Unfortunately, stories of guests sexually harassing housekeepers are all too common, and often go unreported. Fortunately, there is something hotel management can do.
On Tuesday, New Jersey Governor Phil Murphy signed a bill requiring hotels with more than 100 rooms to provide panic buttons for housekeepers to wear. The small devices can be concealed in a pocket and will summon hotel security if pushed. The bill will take effect in January of 2020 and will apply to all nine casinos in Atlantic City, not to mention countless other hotels across the state.
New Jersey is the first state to pass such a bill, though similar legislation is being considered in Florida, Illinois and the state of Washington.
“Today, the lawmakers in New Jersey stood up with my coworkers and I to say no more to guests exposing themselves to us, soliciting us for sex and allowing us to be unsafe as we open the door to a guest room, with no idea what is waiting for us behind it,” Iris Sanchez, a housekeeper at Caesars, told Fox News. “It’s great knowing I’ll be able to come home safe at the end of my shift. I can do my job without being worried.”
Some brands already use panic buttons without it being required by law. According to Reuters, Hilton and Marriott announced last year that they would make alert devices a new standard across their portfolio of hotels by 2020.

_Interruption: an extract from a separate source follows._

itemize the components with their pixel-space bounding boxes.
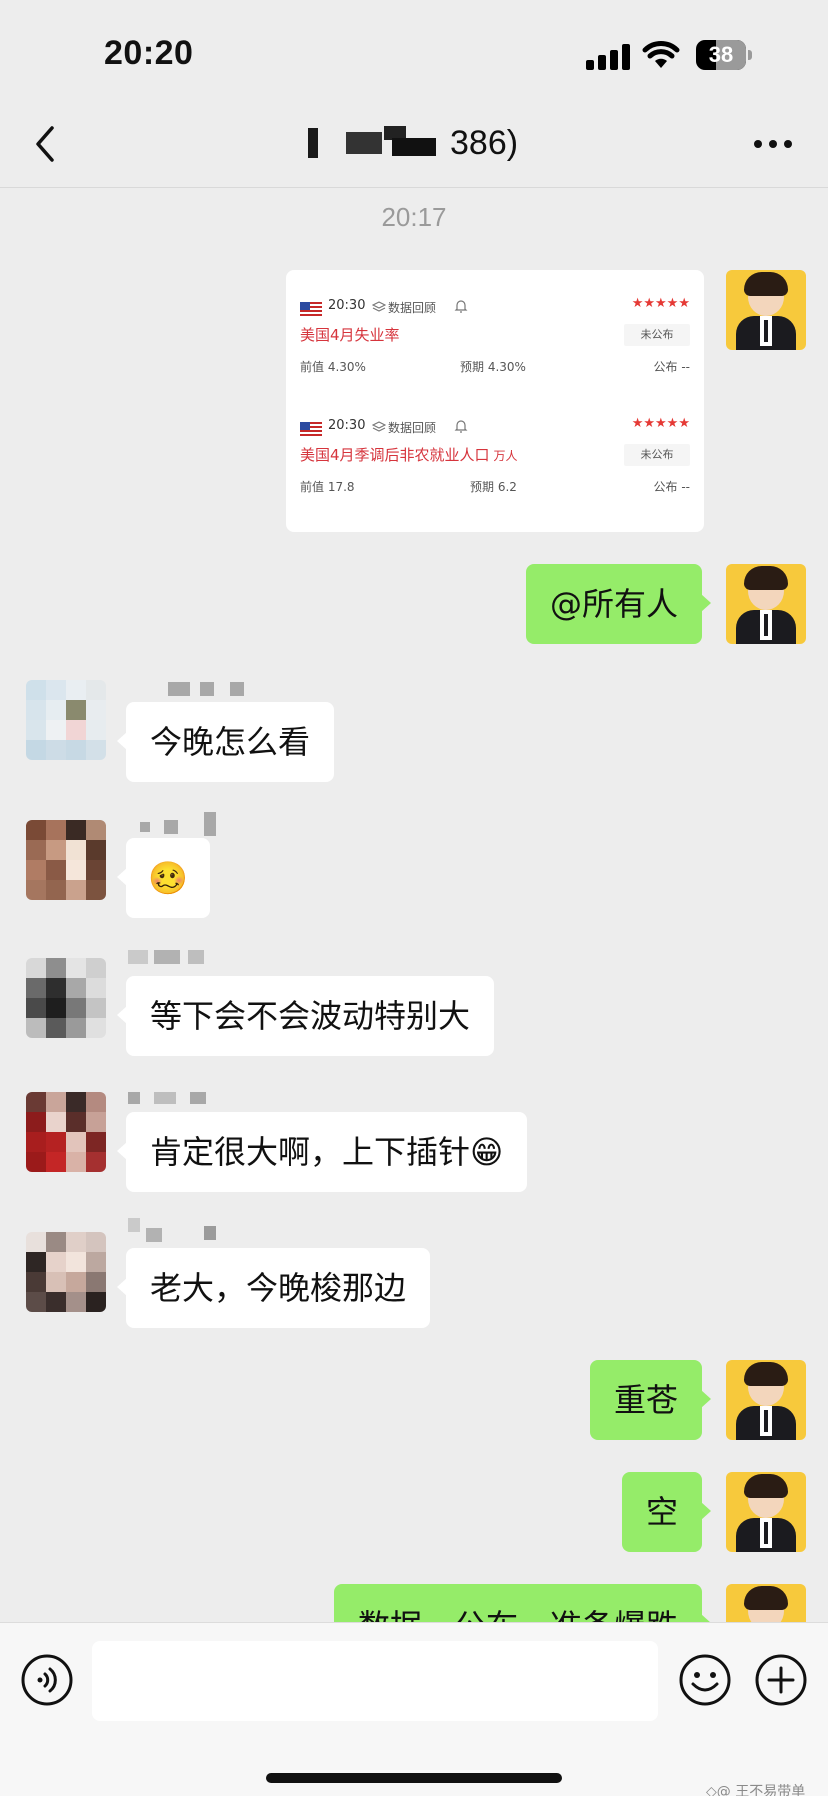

“No one should ever be fearful doing their job, least of all associates on-property who are so vital to the success of our company and our industry,” Arne Sorenson, president and CEO of Marriott International said in a statement last year. “The safety of everyone at our properties is always a top priority as is deterring and combatting harassment of any kind. I’m deeply proud to say our entire industry is unified around these important goals.”